Stevens v. FEC (02C3291)
On May 7, 2002, William J. Stevens and the Libertarian Party of Illinois (the Party) filed a complaint in the U.S. District Court for the Northern District of Illinois, Eastern Division, asking the court to set aside or modify the Commission's final determination that the Party, and its former treasurer Mr. Stevens, failed to file a required disclosure report. The plaintiffs also asked the court to enjoin the Commission from enforcing a civil money penalty it assessed under the administrative fine regulations.
On June 5, 2003, the U.S. District Court for the Northern District of Illinois granted the Commission's motion to dismiss the plaintiffs' complaint. The complaint had challenged the Commission's final determination that the Libertarian Party of Illinois (LPI) and its former treasurer William J. Stevens had failed to file timely the committee's 2001 mid-year report and the assessment of civil penalty. 2 U.S.C. §434(a).
According to the complaint, in March 2002 the Commission made a final determination that Mr. Stevens and the Party had violated the Federal Election Campaign Act (the Act) by failing to file a 2001 Mid-Year Report. 2 U.S.C. §434(a). The Commission also assessed a $7,875 civil money penalty under its Administrative Fine program based, according to the complaint, on "an assumed level of activity in the amount of $108,755." Under the Commission's Administrative Fine regulations, penalties for non-filed reports are determined by the estimated level of activity on the report and any prior violations under the administrative fine regulations. 11 CFR 111.43.

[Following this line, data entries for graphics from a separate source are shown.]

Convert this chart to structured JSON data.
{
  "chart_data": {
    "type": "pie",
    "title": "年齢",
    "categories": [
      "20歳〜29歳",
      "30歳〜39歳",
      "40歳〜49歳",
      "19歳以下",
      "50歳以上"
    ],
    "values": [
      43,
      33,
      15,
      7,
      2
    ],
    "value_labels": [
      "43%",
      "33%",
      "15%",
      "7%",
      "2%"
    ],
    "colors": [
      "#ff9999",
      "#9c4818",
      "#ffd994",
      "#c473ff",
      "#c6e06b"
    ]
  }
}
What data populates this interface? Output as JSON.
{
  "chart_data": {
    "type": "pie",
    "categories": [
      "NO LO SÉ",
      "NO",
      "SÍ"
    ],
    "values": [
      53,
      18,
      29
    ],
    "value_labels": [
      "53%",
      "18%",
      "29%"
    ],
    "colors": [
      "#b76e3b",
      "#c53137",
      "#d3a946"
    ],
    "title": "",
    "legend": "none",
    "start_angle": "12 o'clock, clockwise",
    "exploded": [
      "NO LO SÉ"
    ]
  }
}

Mr. Stevens and the Party claim that, because they did not raise any federal campaign funds during the reporting period in question and allocated only $14,552.64 as shared federal/nonfederal activity, they were not involved in any substantial activity that fell within the Commission's jurisdiction. The plaintiffs allege that in determining the penalty, the Commission overestimated the amount of activity on the non-filed report by calculating the penalty based on the Party's federal and nonfederal activity. The complaint also claims that the Commission counted the same funds twice by determining the penalty according to both receipts and disbursements.
The plaintiffs ask the court to declare that "the application of the Federal Election Campaign Act is limited to federal election campaigns and cannot be applied to nor include non-federal funds nor nonfederal activities." They ask the court to:
- Find that the plaintiffs are not in violation of 2 U.S.C. §434(a) and declare the civil money penalty null and void;
- Enjoin the Commission from enforcing the civil money penalty; and
- Enter an order and judgment setting aside the Commission's final determination or modifying it to limit its application to federal funds and activities only.
The court found that the plaintiffs' claims were barred by the statute of limitations because they had not appealed the Commission's determination with 30-day time period allotted by the Federal Election Campaign Act (the Act). 2 U.S.C. §437g(a)(4)(C)(iii). The court also denied the plaintiffs' request to amend their complaint. Plaintiffs had asked to add 2 U.S.C. §437h as a basis for jurisdiction, in order to challenge whether the Commission has jurisdiction over the types of funds disclosed in the LPI's reports. The plaintiffs argued that the FEC required them to report local and state activity on the mid-year report. The court stated that the mid-year appeared only to require the LPI to report federal contributions and disbursements, with the exception of requiring LPI to report shared federal/nonfederal operating expenditures. The court explained that in Buckley v. Valeo the Supreme Court had already found the compelled disclosure of federal campaign finance activity to be constitutional. The court further reasoned that the plaintiffs wanted to contest the activity on their report that the Commission used to determine the civil penalty, they should have made this challenge through the Commission's administrative process.
The court granted the Commission's motion to dismiss and denied the plaintiffs' cross-motion for summary judgment.